On our site we have a page where you can generate your own writing prompt. Every time you visit, it will randomly select a bunch of suggestions including a title, a protagonist, a theme, a setting and a genre. If you don’t like what you get, simply refresh the page until a set comes up that inspires you.
I thought I’d try it myself and got lucky with my very first role. I got a set up of suggestions that fitted together remarkably well and decided to go ahead and put together a story from the prompts the page generated and that story is here, for you bemusement.
At the end of the story, we’ve included the prompts so you can see how the story came together from the suggestions our page generated.
Anyone can do this, it just takes a little practice.

The Dancer

By The Dark Jack and Iron Seth

Bright Light flooded the room with coffee. 

“Dammit,” she said, yelling far too loudly as she caught the falling glass jug too late. More, seemingly endless liquid spilled out all over the floor, sloshing around her white boots. That was going to leave a stain.

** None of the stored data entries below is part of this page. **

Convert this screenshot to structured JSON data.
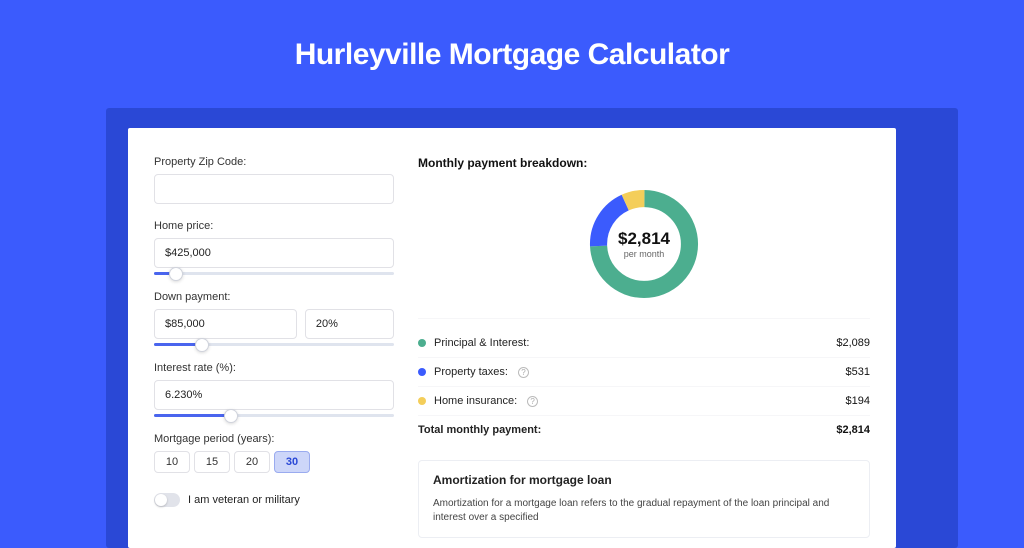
{
  "title": "Hurleyville Mortgage Calculator",
  "colors": {
    "green": "#4cae8f",
    "blue": "#3b5bfd",
    "yellow": "#f4ce5a"
  },
  "form": {
    "zip": {
      "label": "Property Zip Code:",
      "value": ""
    },
    "home_price": {
      "label": "Home price:",
      "value": "$425,000",
      "slider_pct": 9
    },
    "down_payment": {
      "label": "Down payment:",
      "value": "$85,000",
      "pct_value": "20%",
      "slider_pct": 20
    },
    "interest": {
      "label": "Interest rate (%):",
      "value": "6.230%",
      "slider_pct": 32
    },
    "period": {
      "label": "Mortgage period (years):",
      "options": [
        "10",
        "15",
        "20",
        "30"
      ],
      "active": "30"
    },
    "veteran": {
      "label": "I am veteran or military"
    }
  },
  "breakdown": {
    "title": "Monthly payment breakdown:",
    "total_value": "$2,814",
    "per_label": "per month",
    "items": [
      {
        "label": "Principal & Interest:",
        "value": "$2,089",
        "color": "#4cae8f",
        "info": false
      },
      {
        "label": "Property taxes:",
        "value": "$531",
        "color": "#3b5bfd",
        "info": true
      },
      {
        "label": "Home insurance:",
        "value": "$194",
        "color": "#f4ce5a",
        "info": true
      }
    ],
    "total_label": "Total monthly payment:"
  },
  "amort": {
    "title": "Amortization for mortgage loan",
    "text": "Amortization for a mortgage loan refers to the gradual repayment of the loan principal and interest over a specified"
  },
  "chart_data": {
    "type": "pie",
    "title": "Monthly payment breakdown",
    "series": [
      {
        "name": "Principal & Interest",
        "value": 2089,
        "color": "#4cae8f"
      },
      {
        "name": "Property taxes",
        "value": 531,
        "color": "#3b5bfd"
      },
      {
        "name": "Home insurance",
        "value": 194,
        "color": "#f4ce5a"
      }
    ],
    "center_label": "$2,814",
    "center_sublabel": "per month"
  }
}
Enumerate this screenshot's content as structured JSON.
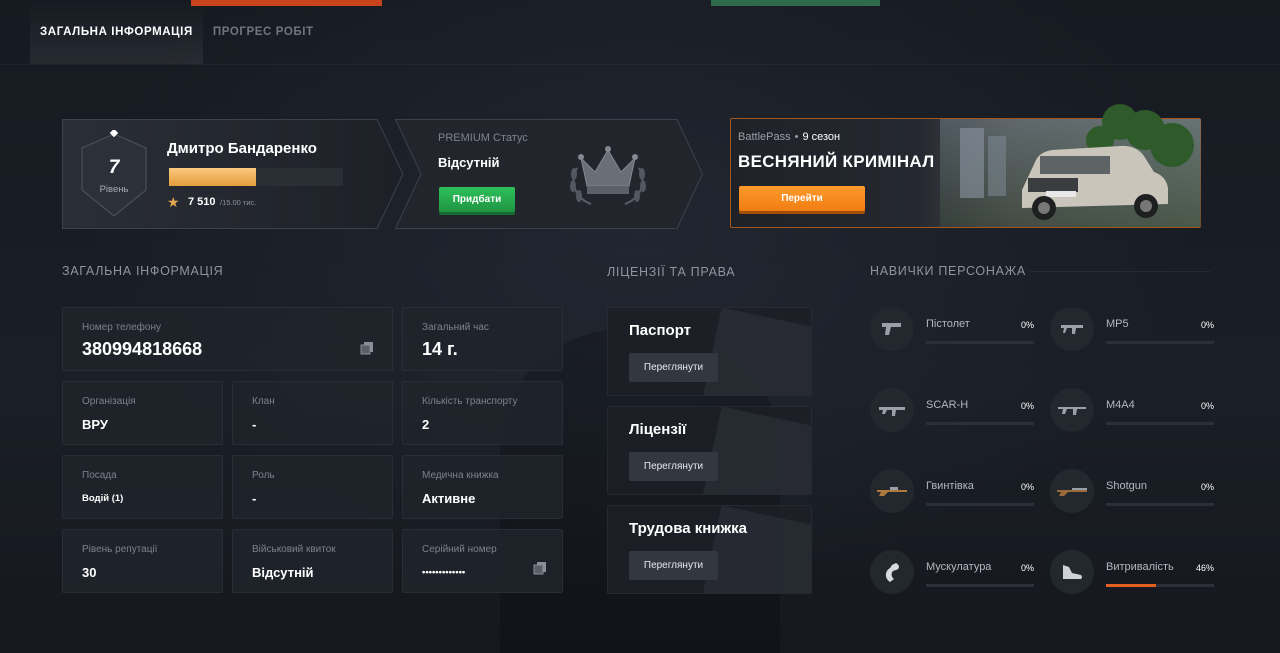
{
  "tabs": [
    {
      "label": "ЗАГАЛЬНА ІНФОРМАЦІЯ",
      "active": true
    },
    {
      "label": "ПРОГРЕС РОБІТ",
      "active": false
    }
  ],
  "profile": {
    "level": "7",
    "level_label": "Рівень",
    "name": "Дмитро Бандаренко",
    "xp_current": "7 510",
    "xp_max": "/15.00 тис.",
    "xp_fraction": 0.5
  },
  "premium": {
    "label": "PREMIUM Статус",
    "value": "Відсутній",
    "button": "Придбати"
  },
  "battlepass": {
    "label": "BattlePass",
    "season": "9 сезон",
    "title": "ВЕСНЯНИЙ КРИМІНАЛ",
    "button": "Перейти"
  },
  "sections": {
    "info": "ЗАГАЛЬНА ІНФОРМАЦІЯ",
    "licenses": "ЛІЦЕНЗІЇ ТА ПРАВА",
    "skills": "НАВИЧКИ ПЕРСОНАЖА"
  },
  "info": {
    "phone": {
      "label": "Номер телефону",
      "value": "380994818668"
    },
    "total_time": {
      "label": "Загальний час",
      "value": "14 г."
    },
    "organization": {
      "label": "Організація",
      "value": "ВРУ"
    },
    "clan": {
      "label": "Клан",
      "value": "-"
    },
    "vehicles": {
      "label": "Кількість транспорту",
      "value": "2"
    },
    "position": {
      "label": "Посада",
      "value": "Водій (1)"
    },
    "role": {
      "label": "Роль",
      "value": "-"
    },
    "medical": {
      "label": "Медична книжка",
      "value": "Активне"
    },
    "reputation": {
      "label": "Рівень репутації",
      "value": "30"
    },
    "military": {
      "label": "Військовий квиток",
      "value": "Відсутній"
    },
    "serial": {
      "label": "Серійний номер",
      "value": "•••••••••••••"
    }
  },
  "documents": [
    {
      "title": "Паспорт",
      "button": "Переглянути"
    },
    {
      "title": "Ліцензії",
      "button": "Переглянути"
    },
    {
      "title": "Трудова книжка",
      "button": "Переглянути"
    }
  ],
  "skills": [
    {
      "name": "Пістолет",
      "pct": "0%",
      "fraction": 0,
      "icon": "pistol-icon"
    },
    {
      "name": "MP5",
      "pct": "0%",
      "fraction": 0,
      "icon": "smg-icon"
    },
    {
      "name": "SCAR-H",
      "pct": "0%",
      "fraction": 0,
      "icon": "rifle-icon"
    },
    {
      "name": "M4A4",
      "pct": "0%",
      "fraction": 0,
      "icon": "assault-rifle-icon"
    },
    {
      "name": "Гвинтівка",
      "pct": "0%",
      "fraction": 0,
      "icon": "sniper-rifle-icon"
    },
    {
      "name": "Shotgun",
      "pct": "0%",
      "fraction": 0,
      "icon": "shotgun-icon"
    },
    {
      "name": "Мускулатура",
      "pct": "0%",
      "fraction": 0,
      "icon": "muscle-icon"
    },
    {
      "name": "Витривалість",
      "pct": "46%",
      "fraction": 0.46,
      "icon": "sneaker-icon"
    }
  ],
  "colors": {
    "accent_orange": "#f07d12",
    "accent_green": "#1f9443",
    "xp_gold": "#e59d3c",
    "skill_fill": "#e35f22"
  }
}
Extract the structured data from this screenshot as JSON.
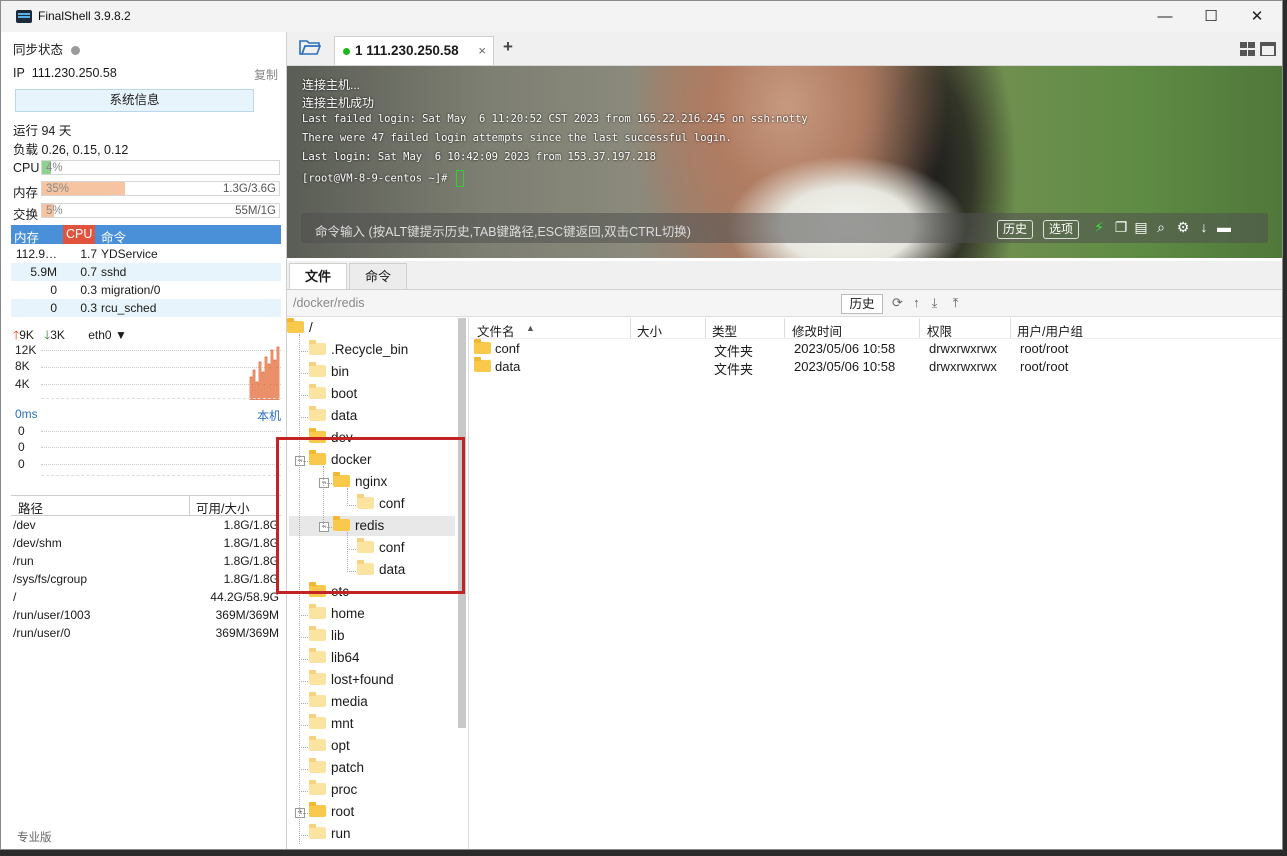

Thunder clapped. He grinned at her, flashing a set of perfect white teeth. “Did you mean to drop that?” he quipped in his usual offhand manner. “Is dropping things your special ability? Because you do drop a lot of things.”

She clenched her teeth and cast him an angry glare out from the side of her deep brown eyes. “No!” she snapped, just as The Power went out. He stepped through the door with a huff, grumbling to himself. “Help me clean this up,” Bright Light said darkly. 

Thunder struck. He slapped the wall with his huge, leather-clad glove, and with a wide grin said, “Not my job. My job is saving the day, or some shit. You have fun with that. I’m going to find The Power and see if I can turn him on, if you know what I mean!” 

The sound of Thunder walking out made her grind her teeth together. 

Everyone knew what he meant. Thunder was as subtle as an explosion in the sky. 

Bright Light grabbed a mop. She grumbled to herself, almost muttering under her breath, “Why am I doing this? Don’t we have people for this?” 

“Why are you doing that?” said The Truth as she stepped into the room. “We have people for that.”

She looked up and sighed. The Truth was always right, of course. Sometimes, hearing The Truth and realising you disagreed was a poignant reminder of your own stupidity, which always dimmed Bright Light’s enthusiasm. “I dropped it. I just thought I should clean it up.”

“Then you should,” said The Truth. 

This wasn’t quite what Bright Light had wanted to hear. Her voice low and her eyes averted to the floor, she took a deep breath and said, “I’m having a bad day!” 

“Are The Crabs annoying you again?”

Bright Light shook her head. “No. The Crabs have been leaving me alone since The Cure joined us.”

The Truth smiled and nodded. “Yeah, they really like him for some reason. He is not enjoying the attention.” 

Bright Light leant the mop up against the kitchen counter and looked at her evenly. With hesitance, she said, “But you know the reason they like him, don’t you? Because, you’re The Truth. You know everything.” 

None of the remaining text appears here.